An ixml grammar is obliged to relate the whole input to a tree. Constraints on the mapping -- not that, not there, this only when -- might be usefully expressed as constraints on the tree by feeding in a schema of some kind rather than trying to express those in the grammar?

(When going from flat content to hierarchical content in regular XML processing it seems to work a lot better to give everything its name and then apply hierarchy. Maybe that kind of separation of function would be useful in an ixml grammar. And there's already a "don't put this name in the result" concept, so it might make sense to have the schema use all the defined names whether or not they're going in the final result tree.)

I have no sense of whether this takes a hard problem and makes it intractable, but it seems like a more "this is a tree, it's just hiding" approach to the problem.

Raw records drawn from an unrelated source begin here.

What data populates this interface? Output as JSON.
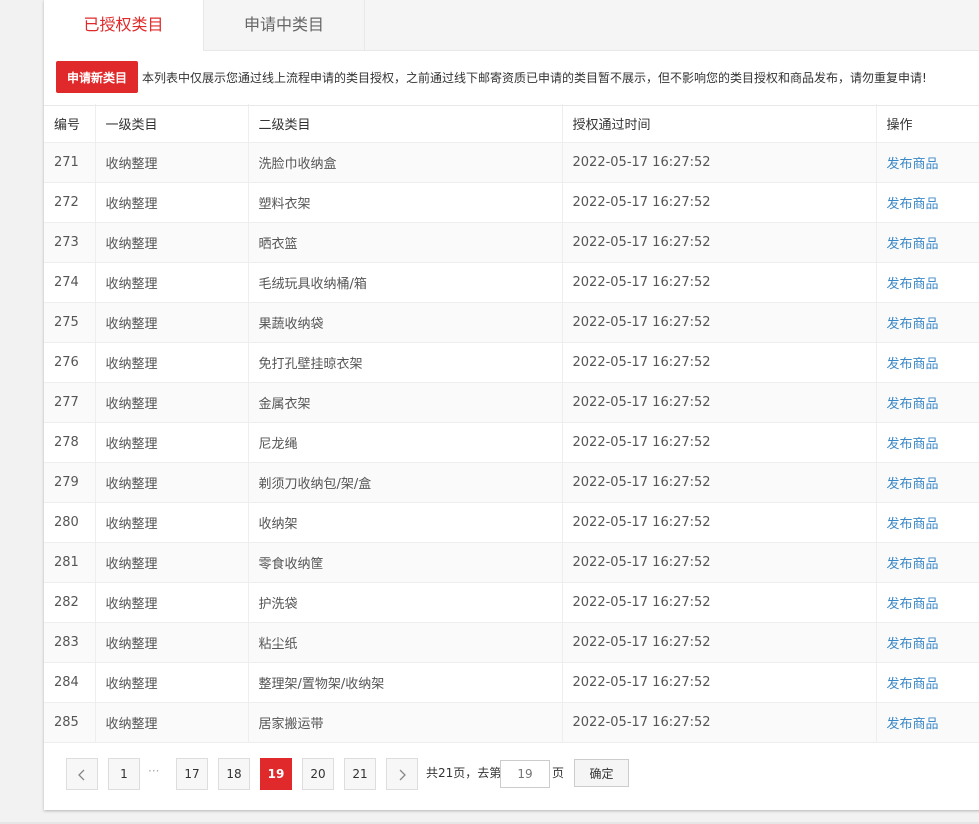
{
  "tabs": [
    {
      "label": "已授权类目",
      "active": true
    },
    {
      "label": "申请中类目",
      "active": false
    }
  ],
  "notice": {
    "apply_button": "申请新类目",
    "text": "本列表中仅展示您通过线上流程申请的类目授权，之前通过线下邮寄资质已申请的类目暂不展示，但不影响您的类目授权和商品发布，请勿重复申请!"
  },
  "table": {
    "columns": [
      "编号",
      "一级类目",
      "二级类目",
      "授权通过时间",
      "操作"
    ],
    "rows": [
      {
        "id": "271",
        "level1": "收纳整理",
        "level2": "洗脸巾收纳盒",
        "time": "2022-05-17 16:27:52",
        "action": "发布商品"
      },
      {
        "id": "272",
        "level1": "收纳整理",
        "level2": "塑料衣架",
        "time": "2022-05-17 16:27:52",
        "action": "发布商品"
      },
      {
        "id": "273",
        "level1": "收纳整理",
        "level2": "晒衣篮",
        "time": "2022-05-17 16:27:52",
        "action": "发布商品"
      },
      {
        "id": "274",
        "level1": "收纳整理",
        "level2": "毛绒玩具收纳桶/箱",
        "time": "2022-05-17 16:27:52",
        "action": "发布商品"
      },
      {
        "id": "275",
        "level1": "收纳整理",
        "level2": "果蔬收纳袋",
        "time": "2022-05-17 16:27:52",
        "action": "发布商品"
      },
      {
        "id": "276",
        "level1": "收纳整理",
        "level2": "免打孔壁挂晾衣架",
        "time": "2022-05-17 16:27:52",
        "action": "发布商品"
      },
      {
        "id": "277",
        "level1": "收纳整理",
        "level2": "金属衣架",
        "time": "2022-05-17 16:27:52",
        "action": "发布商品"
      },
      {
        "id": "278",
        "level1": "收纳整理",
        "level2": "尼龙绳",
        "time": "2022-05-17 16:27:52",
        "action": "发布商品"
      },
      {
        "id": "279",
        "level1": "收纳整理",
        "level2": "剃须刀收纳包/架/盒",
        "time": "2022-05-17 16:27:52",
        "action": "发布商品"
      },
      {
        "id": "280",
        "level1": "收纳整理",
        "level2": "收纳架",
        "time": "2022-05-17 16:27:52",
        "action": "发布商品"
      },
      {
        "id": "281",
        "level1": "收纳整理",
        "level2": "零食收纳筐",
        "time": "2022-05-17 16:27:52",
        "action": "发布商品"
      },
      {
        "id": "282",
        "level1": "收纳整理",
        "level2": "护洗袋",
        "time": "2022-05-17 16:27:52",
        "action": "发布商品"
      },
      {
        "id": "283",
        "level1": "收纳整理",
        "level2": "粘尘纸",
        "time": "2022-05-17 16:27:52",
        "action": "发布商品"
      },
      {
        "id": "284",
        "level1": "收纳整理",
        "level2": "整理架/置物架/收纳架",
        "time": "2022-05-17 16:27:52",
        "action": "发布商品"
      },
      {
        "id": "285",
        "level1": "收纳整理",
        "level2": "居家搬运带",
        "time": "2022-05-17 16:27:52",
        "action": "发布商品"
      }
    ]
  },
  "pagination": {
    "prev_icon": "chevron-left-icon",
    "next_icon": "chevron-right-icon",
    "pages": [
      "1",
      "17",
      "18",
      "19",
      "20",
      "21"
    ],
    "ellipsis": "···",
    "current": "19",
    "total_label": "共21页，去第",
    "page_suffix": "页",
    "goto_placeholder": "19",
    "confirm_label": "确定"
  },
  "colors": {
    "accent": "#e0292a",
    "link": "#3b88c6"
  }
}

On Sat, Mar 22, 2025, at 21:24, Bethan Tovey-Walsh wrote:
>> Anchoring (matching without consuming) does feel different, but don’t we already have ~[L] to match and consume one non-letter character.
> 
> Yes, true. The discussion about a negation operator has, so far, mainly focused on negating longer strings - helping to solve the kind of problem with which you started this thread. I'd expect ~[L] to be equivalent to ![L], therefore, if ! were to be permitted as an operator on things other than strings. 
> 
> There's a case, I think, for limiting a negation operator to strings, since otherwise the negated part can become arbitrarily complex, which I guess could be challenging to implement. Then again, I can also imagine that users might find it very convenient to be able to negate nonterminals or other constructs. 
> 
> If we want to talk about adding lookahead, I do feel that it should be a separate question from that of negation. If nothing else, having negative lookahead without positive lookahead feels rather haphazard. 
> 
> BTW
> 
> ****************************************************
> 
> Dr. Bethan Tovey-Walsh
> 
> _linguacelta.com_
> 
> Golygydd | Editor geirfan.cymru
> 
> Croeso i chi ysgrifennu ataf yn y Gymraeg
> 
> 
>> On 22 Mar 2025, at 08:34, David Birnbaum <djbpitt@gmail.com> wrote:
>> 
>>>> I see another nice use case for a not construct:
>>>> 
>>>> identifier: [L]+, ![L].
>>>> 
>>>> This would be useful to terminate an identifier only at the end of the string of letters. The ![L]+ will not match anything, it will not generate any DOM/xml. It merely checks the next character.
>>> 
>>> That feels like it would be a significant departure from the current semantics where I would expect ![L] to match and consume one non-letter character.
>> 
>> Anchoring (matching without consuming) does feel different, but don’t we already have ~[L] to match and consume one non-letter character.

Received on Sunday, 23 March 2025 01:41:46 UTC